JUDY WOODRUFF: In the other news of this day, Wall Street managed to post gains today despite the wave of job losses. The market got a boost from the Pfizer-Wyeth drug merger and from a rise in home sales in December.
The Dow Jones Industrial Average gained 38 points to close at 8,116. The Nasdaq rose 12 points to close at 1,489.
The government of Iceland collapsed today, amid a deepening financial crisis. Conservative Prime Minister Geir Haarde and his cabinet resigned after Social Democrats quit the ruling coalition. Iceland's banks were nationalized last fall. The government also accepted $10 billion in loans from the International Monetary Fund and other sources.
The rival Palestinian groups Hamas and Fatah held reconciliation talks in Egypt today. It was their first meeting in 10 months, and it followed a three-week Israeli assault on Hamas in Gaza.
Also today, the new American peace envoy, George Mitchell, met with President Obama and Secretary of State Clinton before leaving for the Middle East. The president said that the U.S. will stay vigorously and consistently involved.
U.S. PRESIDENT BARACK OBAMA: I am absolutely confident that, if the U.S. is engaged in a consistent way and an early -- in early fashion, that we can make genuine progress. Now, understand that Senator Mitchell is going to be fully empowered by me and fully empowered by Secretary Clinton. So when he speaks, he will be speaking for us.
JUDY WOODRUFF: Mitchell had no plans to meet with any Hamas leaders during his trip.
The Obama administration made it clear today that it wants direct talks with Iran.
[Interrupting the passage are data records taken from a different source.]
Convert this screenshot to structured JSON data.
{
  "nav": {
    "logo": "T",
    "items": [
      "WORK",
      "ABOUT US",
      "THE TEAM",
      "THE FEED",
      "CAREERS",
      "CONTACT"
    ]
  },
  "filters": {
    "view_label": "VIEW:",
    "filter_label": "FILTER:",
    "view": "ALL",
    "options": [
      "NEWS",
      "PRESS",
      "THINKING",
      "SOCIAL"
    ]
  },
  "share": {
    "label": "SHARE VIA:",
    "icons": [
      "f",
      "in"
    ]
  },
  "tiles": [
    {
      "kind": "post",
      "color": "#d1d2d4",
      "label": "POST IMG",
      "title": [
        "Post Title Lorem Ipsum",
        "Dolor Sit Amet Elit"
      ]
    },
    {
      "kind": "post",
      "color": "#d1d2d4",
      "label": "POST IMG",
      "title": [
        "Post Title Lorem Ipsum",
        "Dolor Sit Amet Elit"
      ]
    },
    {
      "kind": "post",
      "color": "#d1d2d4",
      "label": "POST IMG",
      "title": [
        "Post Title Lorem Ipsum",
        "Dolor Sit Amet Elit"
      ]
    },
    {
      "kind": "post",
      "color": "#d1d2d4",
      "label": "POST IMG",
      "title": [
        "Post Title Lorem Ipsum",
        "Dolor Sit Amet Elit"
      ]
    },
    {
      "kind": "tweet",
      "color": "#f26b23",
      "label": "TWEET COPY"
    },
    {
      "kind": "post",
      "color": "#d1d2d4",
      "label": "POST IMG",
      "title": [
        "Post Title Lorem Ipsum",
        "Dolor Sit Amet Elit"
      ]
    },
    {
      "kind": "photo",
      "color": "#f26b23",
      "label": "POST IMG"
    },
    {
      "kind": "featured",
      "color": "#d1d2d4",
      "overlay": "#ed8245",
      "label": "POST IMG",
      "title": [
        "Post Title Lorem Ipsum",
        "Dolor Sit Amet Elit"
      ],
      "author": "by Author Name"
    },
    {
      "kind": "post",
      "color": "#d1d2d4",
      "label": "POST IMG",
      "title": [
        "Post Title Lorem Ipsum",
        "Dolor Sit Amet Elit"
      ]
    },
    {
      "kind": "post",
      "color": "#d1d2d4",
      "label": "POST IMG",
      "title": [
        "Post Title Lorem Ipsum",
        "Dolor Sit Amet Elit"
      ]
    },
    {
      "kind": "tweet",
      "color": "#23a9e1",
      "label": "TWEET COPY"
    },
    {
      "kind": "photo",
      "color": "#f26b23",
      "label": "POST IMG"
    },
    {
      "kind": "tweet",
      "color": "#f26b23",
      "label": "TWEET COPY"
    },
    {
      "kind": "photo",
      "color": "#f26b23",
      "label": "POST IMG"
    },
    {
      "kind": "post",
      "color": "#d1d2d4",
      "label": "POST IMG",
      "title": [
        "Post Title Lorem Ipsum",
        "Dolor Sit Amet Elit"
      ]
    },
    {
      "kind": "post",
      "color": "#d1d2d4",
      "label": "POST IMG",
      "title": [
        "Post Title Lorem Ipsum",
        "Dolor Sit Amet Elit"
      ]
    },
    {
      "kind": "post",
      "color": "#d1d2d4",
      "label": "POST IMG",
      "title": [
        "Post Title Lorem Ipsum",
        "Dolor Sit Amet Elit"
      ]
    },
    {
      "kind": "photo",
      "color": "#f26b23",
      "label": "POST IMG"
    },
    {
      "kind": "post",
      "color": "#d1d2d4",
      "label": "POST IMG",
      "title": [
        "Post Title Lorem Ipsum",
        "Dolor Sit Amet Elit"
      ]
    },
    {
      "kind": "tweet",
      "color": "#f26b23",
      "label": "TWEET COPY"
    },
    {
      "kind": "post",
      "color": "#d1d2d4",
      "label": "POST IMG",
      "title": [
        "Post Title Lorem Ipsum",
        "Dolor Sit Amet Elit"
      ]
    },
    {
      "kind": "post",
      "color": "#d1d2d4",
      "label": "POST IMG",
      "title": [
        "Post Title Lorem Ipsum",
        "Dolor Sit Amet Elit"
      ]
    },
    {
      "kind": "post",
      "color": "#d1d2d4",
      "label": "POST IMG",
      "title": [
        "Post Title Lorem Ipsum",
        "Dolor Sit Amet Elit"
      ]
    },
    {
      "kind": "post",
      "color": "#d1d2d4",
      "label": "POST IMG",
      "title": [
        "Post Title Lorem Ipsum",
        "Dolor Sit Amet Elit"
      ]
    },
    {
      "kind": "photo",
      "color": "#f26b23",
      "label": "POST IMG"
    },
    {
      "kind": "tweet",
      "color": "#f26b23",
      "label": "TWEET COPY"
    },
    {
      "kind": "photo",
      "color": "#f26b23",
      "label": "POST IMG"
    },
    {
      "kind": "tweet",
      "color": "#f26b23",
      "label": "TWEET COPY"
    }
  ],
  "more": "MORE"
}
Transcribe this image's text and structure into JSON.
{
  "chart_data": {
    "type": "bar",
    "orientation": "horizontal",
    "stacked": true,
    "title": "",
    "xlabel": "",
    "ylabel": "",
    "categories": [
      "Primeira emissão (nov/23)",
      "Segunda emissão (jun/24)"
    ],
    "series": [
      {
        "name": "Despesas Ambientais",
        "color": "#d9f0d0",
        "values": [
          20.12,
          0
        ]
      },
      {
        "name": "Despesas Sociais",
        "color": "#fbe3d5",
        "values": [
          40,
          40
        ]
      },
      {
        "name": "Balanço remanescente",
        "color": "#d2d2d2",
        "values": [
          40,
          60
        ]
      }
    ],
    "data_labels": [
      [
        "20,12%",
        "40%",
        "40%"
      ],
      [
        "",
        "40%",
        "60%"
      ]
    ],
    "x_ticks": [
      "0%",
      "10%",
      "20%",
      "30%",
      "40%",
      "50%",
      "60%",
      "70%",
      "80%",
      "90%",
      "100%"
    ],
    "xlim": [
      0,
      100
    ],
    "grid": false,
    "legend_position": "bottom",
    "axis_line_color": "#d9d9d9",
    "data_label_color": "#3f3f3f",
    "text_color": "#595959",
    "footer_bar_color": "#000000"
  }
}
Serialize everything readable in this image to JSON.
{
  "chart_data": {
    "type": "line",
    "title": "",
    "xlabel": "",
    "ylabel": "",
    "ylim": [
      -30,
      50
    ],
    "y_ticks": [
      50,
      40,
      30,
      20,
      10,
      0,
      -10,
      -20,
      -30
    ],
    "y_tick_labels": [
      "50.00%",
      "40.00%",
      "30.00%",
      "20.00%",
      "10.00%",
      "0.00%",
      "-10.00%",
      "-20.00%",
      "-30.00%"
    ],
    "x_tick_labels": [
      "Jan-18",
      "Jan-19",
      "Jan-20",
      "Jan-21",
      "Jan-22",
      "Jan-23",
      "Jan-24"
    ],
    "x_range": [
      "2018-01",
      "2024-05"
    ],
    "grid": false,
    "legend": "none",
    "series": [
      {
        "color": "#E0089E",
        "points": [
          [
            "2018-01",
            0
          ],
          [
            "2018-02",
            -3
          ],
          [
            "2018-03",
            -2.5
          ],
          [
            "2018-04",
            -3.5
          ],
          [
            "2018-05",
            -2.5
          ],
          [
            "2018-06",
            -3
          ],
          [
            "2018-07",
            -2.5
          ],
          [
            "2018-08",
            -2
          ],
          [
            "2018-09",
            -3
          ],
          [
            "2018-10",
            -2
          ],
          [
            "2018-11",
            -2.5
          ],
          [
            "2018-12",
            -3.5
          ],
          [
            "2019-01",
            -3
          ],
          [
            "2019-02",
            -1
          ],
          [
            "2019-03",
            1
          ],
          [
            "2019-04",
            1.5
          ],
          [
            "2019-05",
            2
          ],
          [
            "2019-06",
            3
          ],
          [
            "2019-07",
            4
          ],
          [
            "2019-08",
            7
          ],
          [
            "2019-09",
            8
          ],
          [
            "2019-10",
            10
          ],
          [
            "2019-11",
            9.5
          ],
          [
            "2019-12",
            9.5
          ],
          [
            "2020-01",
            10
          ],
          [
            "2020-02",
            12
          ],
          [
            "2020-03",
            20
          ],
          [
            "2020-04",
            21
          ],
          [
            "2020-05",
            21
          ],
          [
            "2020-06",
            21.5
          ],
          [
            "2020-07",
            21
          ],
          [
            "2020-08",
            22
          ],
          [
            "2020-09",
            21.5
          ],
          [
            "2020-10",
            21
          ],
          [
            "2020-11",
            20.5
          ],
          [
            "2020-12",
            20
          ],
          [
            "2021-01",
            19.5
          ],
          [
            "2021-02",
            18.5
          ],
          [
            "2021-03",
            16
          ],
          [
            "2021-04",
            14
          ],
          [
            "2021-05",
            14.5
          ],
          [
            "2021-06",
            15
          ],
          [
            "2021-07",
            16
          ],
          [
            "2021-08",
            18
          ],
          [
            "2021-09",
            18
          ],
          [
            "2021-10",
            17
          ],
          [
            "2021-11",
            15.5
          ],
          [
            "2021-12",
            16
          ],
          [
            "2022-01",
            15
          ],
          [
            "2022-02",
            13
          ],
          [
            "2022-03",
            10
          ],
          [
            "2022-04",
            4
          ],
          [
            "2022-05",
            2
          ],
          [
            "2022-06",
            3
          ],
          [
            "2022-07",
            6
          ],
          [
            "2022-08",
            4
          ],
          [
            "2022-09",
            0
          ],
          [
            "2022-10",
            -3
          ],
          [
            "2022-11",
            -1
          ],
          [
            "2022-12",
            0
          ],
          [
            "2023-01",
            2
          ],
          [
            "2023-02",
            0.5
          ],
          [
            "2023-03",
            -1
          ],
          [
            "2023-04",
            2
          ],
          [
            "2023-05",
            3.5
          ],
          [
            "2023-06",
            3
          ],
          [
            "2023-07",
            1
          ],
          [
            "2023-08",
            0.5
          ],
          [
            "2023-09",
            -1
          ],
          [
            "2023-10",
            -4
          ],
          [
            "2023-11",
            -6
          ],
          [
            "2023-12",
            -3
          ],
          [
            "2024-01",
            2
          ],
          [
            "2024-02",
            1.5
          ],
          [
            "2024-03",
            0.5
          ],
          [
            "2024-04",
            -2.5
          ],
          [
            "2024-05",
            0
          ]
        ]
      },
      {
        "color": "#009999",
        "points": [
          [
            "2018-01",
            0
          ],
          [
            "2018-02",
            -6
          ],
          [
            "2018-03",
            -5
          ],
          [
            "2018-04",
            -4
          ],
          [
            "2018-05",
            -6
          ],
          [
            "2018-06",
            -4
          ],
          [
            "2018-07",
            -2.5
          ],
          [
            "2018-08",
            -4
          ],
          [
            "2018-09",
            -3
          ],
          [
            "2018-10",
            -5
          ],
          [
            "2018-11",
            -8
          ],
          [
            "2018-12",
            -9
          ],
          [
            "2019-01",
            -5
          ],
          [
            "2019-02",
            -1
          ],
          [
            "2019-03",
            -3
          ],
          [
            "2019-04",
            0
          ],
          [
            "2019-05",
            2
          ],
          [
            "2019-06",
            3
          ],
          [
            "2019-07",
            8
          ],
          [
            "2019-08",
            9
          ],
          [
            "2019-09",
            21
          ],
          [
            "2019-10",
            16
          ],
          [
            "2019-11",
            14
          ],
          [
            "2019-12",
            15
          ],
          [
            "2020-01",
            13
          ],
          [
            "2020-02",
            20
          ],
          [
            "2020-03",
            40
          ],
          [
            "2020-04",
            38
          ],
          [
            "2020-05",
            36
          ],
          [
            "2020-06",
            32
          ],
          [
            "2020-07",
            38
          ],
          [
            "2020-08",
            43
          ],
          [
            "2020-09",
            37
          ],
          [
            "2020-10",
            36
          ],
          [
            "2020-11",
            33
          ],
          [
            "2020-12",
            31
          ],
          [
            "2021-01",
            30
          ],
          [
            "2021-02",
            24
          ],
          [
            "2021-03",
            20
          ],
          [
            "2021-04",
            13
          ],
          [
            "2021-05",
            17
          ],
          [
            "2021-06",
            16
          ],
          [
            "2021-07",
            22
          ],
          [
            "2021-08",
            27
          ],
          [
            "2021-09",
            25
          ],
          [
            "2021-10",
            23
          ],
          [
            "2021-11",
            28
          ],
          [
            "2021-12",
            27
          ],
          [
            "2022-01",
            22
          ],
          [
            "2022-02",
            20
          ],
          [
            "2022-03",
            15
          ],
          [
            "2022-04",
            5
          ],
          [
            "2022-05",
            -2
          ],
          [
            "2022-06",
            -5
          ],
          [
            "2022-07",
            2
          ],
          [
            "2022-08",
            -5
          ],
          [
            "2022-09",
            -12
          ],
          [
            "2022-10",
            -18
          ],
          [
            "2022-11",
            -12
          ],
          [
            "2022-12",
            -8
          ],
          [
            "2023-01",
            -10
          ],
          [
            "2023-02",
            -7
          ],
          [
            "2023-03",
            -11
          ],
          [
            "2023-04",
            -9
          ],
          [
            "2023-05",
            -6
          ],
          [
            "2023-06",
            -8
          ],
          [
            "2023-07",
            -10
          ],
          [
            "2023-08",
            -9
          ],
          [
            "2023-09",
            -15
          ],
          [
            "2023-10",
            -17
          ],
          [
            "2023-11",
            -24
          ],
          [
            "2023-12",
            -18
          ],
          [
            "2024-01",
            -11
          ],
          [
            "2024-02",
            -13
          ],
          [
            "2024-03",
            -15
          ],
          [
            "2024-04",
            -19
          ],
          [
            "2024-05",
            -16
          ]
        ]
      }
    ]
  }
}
The new United Nations ambassador, Susan Rice, said that Iran's nuclear program is a top priority and needs direct diplomacy. Later, White House spokesman Robert Gibbs said that Rice was simply re-stating the position the president took during his campaign.
Four U.S. service members were killed in Iraq today when their helicopters crashed. They went down west of Kirkuk in what appeared to be an accident. It was the worst single American loss since mid-September.
The news came as Prime Minister Nouri al-Maliki said that he thinks U.S. troops can leave sooner than expected. A recent security deal set out a three-year timetable.
The impeachment trial of Illinois Gov. Rod Blagojevich began today. The State Senate considered charges of abuse of power. They include allegations the governor tried to sell the Senate seat vacated by President Obama.
Blagojevich boycotted the trial. Instead, he was in New York, talking to network TV shows and to reporters.
GOV. ROD BLAGOJEVICH, D-Ill.: There's an impeachment process going on in the state of Illinois where it's pre-ordained and the fix is in to remove a governor elected twice by the people. And if the senators in Illinois and the lawmakers in Illinois can do that to a sitting governor, imagine what they can do to average, ordinary citizens.
JUDY WOODRUFF: It will take a two-thirds vote by the state senate to convict the governor and remove him from office.
Also today, a lawsuit challenging the outcome of the U.S. Senate race in Minnesota went to court. Democrat Al Franken has been certified as the winner by 225 votes, but Republican Norm Coleman wants to count thousands of rejected absentee ballots.